I know someone with incurable brain cancer (I don’t know if it would technically be stage 4, but it’s basically in an area of the brain where they can’t successfully treat it). She’s a bit bloated, but otherwise has been working and going to the gym and deadlifting crazy amounts. I’m in awe because I can barely get down the stairs in the morning!

I similarly had a friend with stage 4 stomach cancer. She died within 2 years of diagnosis, but she looked great, better than I do!

If she has had time off for surgery and treatment, I would assume she’s had to provide documentation from her doctors and I’d trust HR to deal with that. Funny enough, though I’ve left my job now, I’m fairly certain that my work colleagues thought I was faking it too. Because they are nasty pieces of work. I was there one day and gone the next and then lots of surgeries. No one has ever said it to me directly, but the feel I get from the passive aggressive emails is that they don’t believe me. 🤷🏻‍♀️ I’ve now long stopped caring, but it did annoy me for awhile. I’ve come to accept it says more about them than me, plus I know I’m not faking it.

Gymrabbit · 01/05/2025 14:22

Apollo365 · 01/05/2025 14:12

A friend of mine had a brain tumour removed on the morning and was on the school run in the afternoon.
My dad was diagnosed with stage 4 cancer and you wouldn’t know he was poorly until 7 months later - within a month he was dead. He’d gone back to work etc. he couldn’t have chemo.

She had a cancerous brain tumour removed under general anaesthetic and was out of the hospital and picking up her kids at 3pm?
bollocks.

Piggymill · 01/05/2025 14:24

I struggled with a similar situation in recent years. I asked on Mumsnet as I didn’t feel it was a subject I could bring up with anyone in real life.

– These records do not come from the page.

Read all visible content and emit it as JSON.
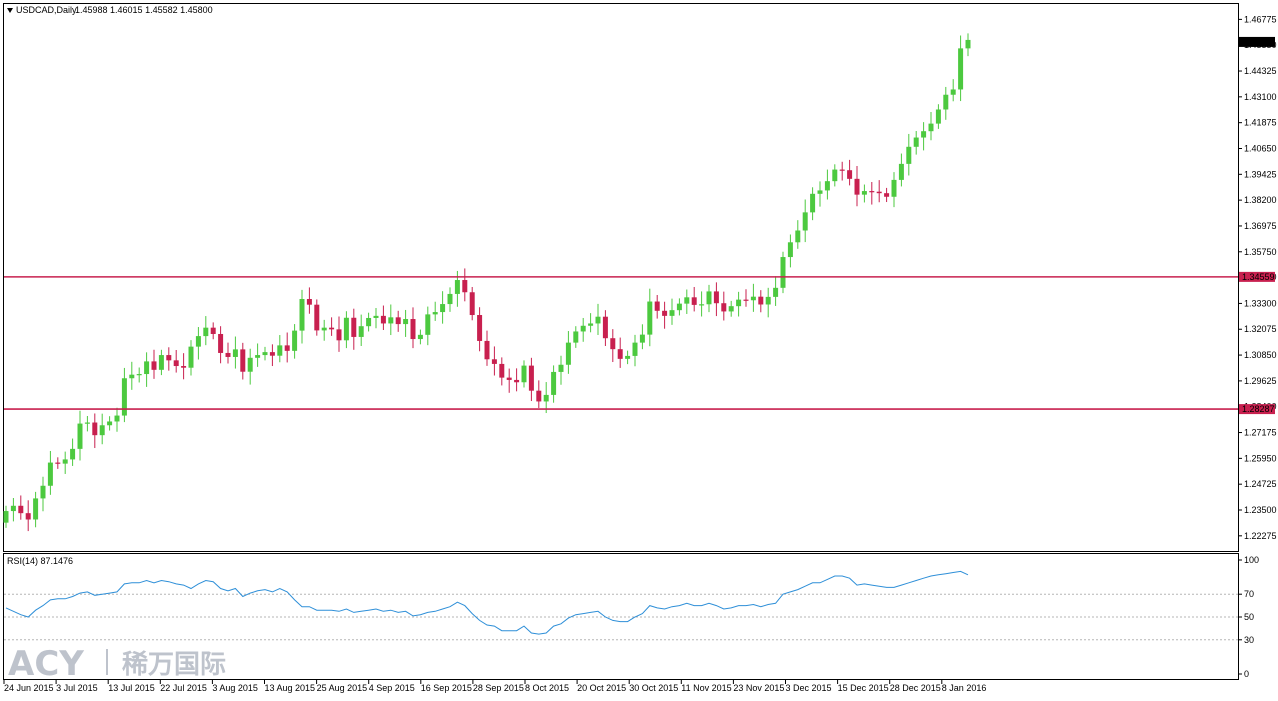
{
  "header": {
    "symbol_label": "USDCAD,Daily",
    "ohlc_label": "1.45988 1.46015 1.45582 1.45800"
  },
  "rsi_header": {
    "label": "RSI(14) 87.1476"
  },
  "watermark": {
    "brand": "ACY",
    "chinese": "稀万国际"
  },
  "colors": {
    "bull": "#4CC93F",
    "bear": "#C8204F",
    "line": "#C8204F",
    "rsi": "#2E8FD8",
    "grid": "#b5b5b5"
  },
  "chart_data": [
    {
      "type": "candlestick",
      "title": "USDCAD,Daily",
      "ylim": [
        1.2165,
        1.47125
      ],
      "y_ticks": [
        "1.46775",
        "1.45550",
        "1.44325",
        "1.43100",
        "1.41875",
        "1.40650",
        "1.39425",
        "1.38200",
        "1.36975",
        "1.35750",
        "1.34550",
        "1.33300",
        "1.32075",
        "1.30850",
        "1.29625",
        "1.28400",
        "1.27175",
        "1.25950",
        "1.24725",
        "1.23500",
        "1.22275"
      ],
      "current_price_label": "1.45800",
      "horizontal_lines": [
        {
          "value": 1.34559,
          "label": "1.34559"
        },
        {
          "value": 1.28287,
          "label": "1.28287"
        }
      ],
      "x_labels": [
        "24 Jun 2015",
        "3 Jul 2015",
        "13 Jul 2015",
        "22 Jul 2015",
        "3 Aug 2015",
        "13 Aug 2015",
        "25 Aug 2015",
        "4 Sep 2015",
        "16 Sep 2015",
        "28 Sep 2015",
        "8 Oct 2015",
        "20 Oct 2015",
        "30 Oct 2015",
        "11 Nov 2015",
        "23 Nov 2015",
        "3 Dec 2015",
        "15 Dec 2015",
        "28 Dec 2015",
        "8 Jan 2016"
      ],
      "closes": [
        1.2345,
        1.237,
        1.2335,
        1.2305,
        1.2405,
        1.2465,
        1.2575,
        1.257,
        1.259,
        1.264,
        1.276,
        1.2765,
        1.2705,
        1.2752,
        1.277,
        1.2798,
        1.2975,
        1.2992,
        1.2995,
        1.3055,
        1.3015,
        1.3085,
        1.306,
        1.3033,
        1.3025,
        1.3125,
        1.3175,
        1.3215,
        1.3185,
        1.3095,
        1.3076,
        1.3112,
        1.3006,
        1.3072,
        1.3085,
        1.3099,
        1.3082,
        1.3131,
        1.3105,
        1.3201,
        1.3351,
        1.3324,
        1.3202,
        1.3215,
        1.3207,
        1.3155,
        1.3262,
        1.3171,
        1.3222,
        1.3261,
        1.3271,
        1.3235,
        1.3264,
        1.3232,
        1.3256,
        1.3161,
        1.3181,
        1.3278,
        1.3289,
        1.3327,
        1.3375,
        1.3441,
        1.3383,
        1.3275,
        1.3152,
        1.3065,
        1.3043,
        1.2978,
        1.2967,
        1.2956,
        1.3035,
        1.2916,
        1.2865,
        1.2896,
        1.3005,
        1.3039,
        1.3144,
        1.3197,
        1.3224,
        1.3235,
        1.3267,
        1.3165,
        1.3113,
        1.3067,
        1.3081,
        1.3144,
        1.3182,
        1.3339,
        1.3295,
        1.3271,
        1.3298,
        1.3329,
        1.3359,
        1.3323,
        1.3326,
        1.3387,
        1.3331,
        1.3292,
        1.3317,
        1.3348,
        1.3345,
        1.3362,
        1.3325,
        1.3361,
        1.3404,
        1.355,
        1.362,
        1.3676,
        1.3762,
        1.385,
        1.3866,
        1.391,
        1.3965,
        1.3962,
        1.3921,
        1.3846,
        1.3863,
        1.386,
        1.3853,
        1.3836,
        1.3916,
        1.3992,
        1.4073,
        1.4117,
        1.4147,
        1.4183,
        1.425,
        1.432,
        1.4345,
        1.454,
        1.458
      ]
    },
    {
      "type": "line",
      "title": "RSI(14) 87.1476",
      "ylim": [
        0,
        100
      ],
      "y_ticks": [
        "100",
        "70",
        "50",
        "30",
        "0"
      ],
      "levels": [
        70,
        50,
        30
      ],
      "values": [
        58,
        55,
        52,
        50,
        56,
        60,
        65,
        66,
        66,
        68,
        71,
        72,
        69,
        70,
        71,
        72,
        79,
        80,
        80,
        82,
        80,
        82,
        81,
        79,
        78,
        75,
        79,
        82,
        81,
        75,
        73,
        75,
        68,
        71,
        73,
        74,
        72,
        75,
        72,
        65,
        59,
        59,
        56,
        56,
        56,
        55,
        57,
        54,
        55,
        56,
        57,
        55,
        56,
        54,
        55,
        51,
        52,
        54,
        55,
        57,
        59,
        63,
        60,
        53,
        47,
        43,
        42,
        38,
        38,
        38,
        42,
        36,
        35,
        36,
        42,
        44,
        49,
        52,
        53,
        54,
        55,
        50,
        47,
        46,
        46,
        50,
        53,
        60,
        58,
        57,
        59,
        60,
        62,
        60,
        60,
        62,
        60,
        57,
        58,
        60,
        60,
        61,
        59,
        61,
        62,
        70,
        72,
        74,
        77,
        80,
        80,
        83,
        86,
        86,
        84,
        78,
        79,
        78,
        77,
        76,
        76,
        78,
        80,
        82,
        84,
        86,
        87,
        88,
        89,
        90,
        87
      ]
    }
  ]
}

This was a man who claimed to have a brain tumour and convinced the entire community. He even pre booked and arranged his funeral.
He had two biopsies (he said) to confirm the stage of the cancer. The first supposed biopsy he was dropped off at hospital and said he didn’t want anyone to visit him. His entire head had been shaved one length, and no shorter length for the biopsy site. No dressing as he said it had healed in the two weeks he had been absent.
He wore a dressing after his supposed second biopsy, but again, after removal, his hair (shaved all over entire head again) was the same length as before, and hadn’t been shaved to scalp on the biopsy site.

He would frequently fall and have fits, and make random noises, to act out his illness, and was helped by people, but he always got drunk beforehand.

He was also still driving around in his car in the midst of all this. Nobody questioned why he was allowed to do this.

We wondered how he would get out of this, and he came up with the story of being misdiagnosed (they missed it during two biopsies 🤔). Apparently it was just a cyst, though that cyst could burst at any time so he’s not allowed to wear tight head gear, like a helmet, for instance.

I can’t believe so many people fall for it and think he’s unwell. It’s damaged the mental health of his family, and he told his young children. A truly awful man.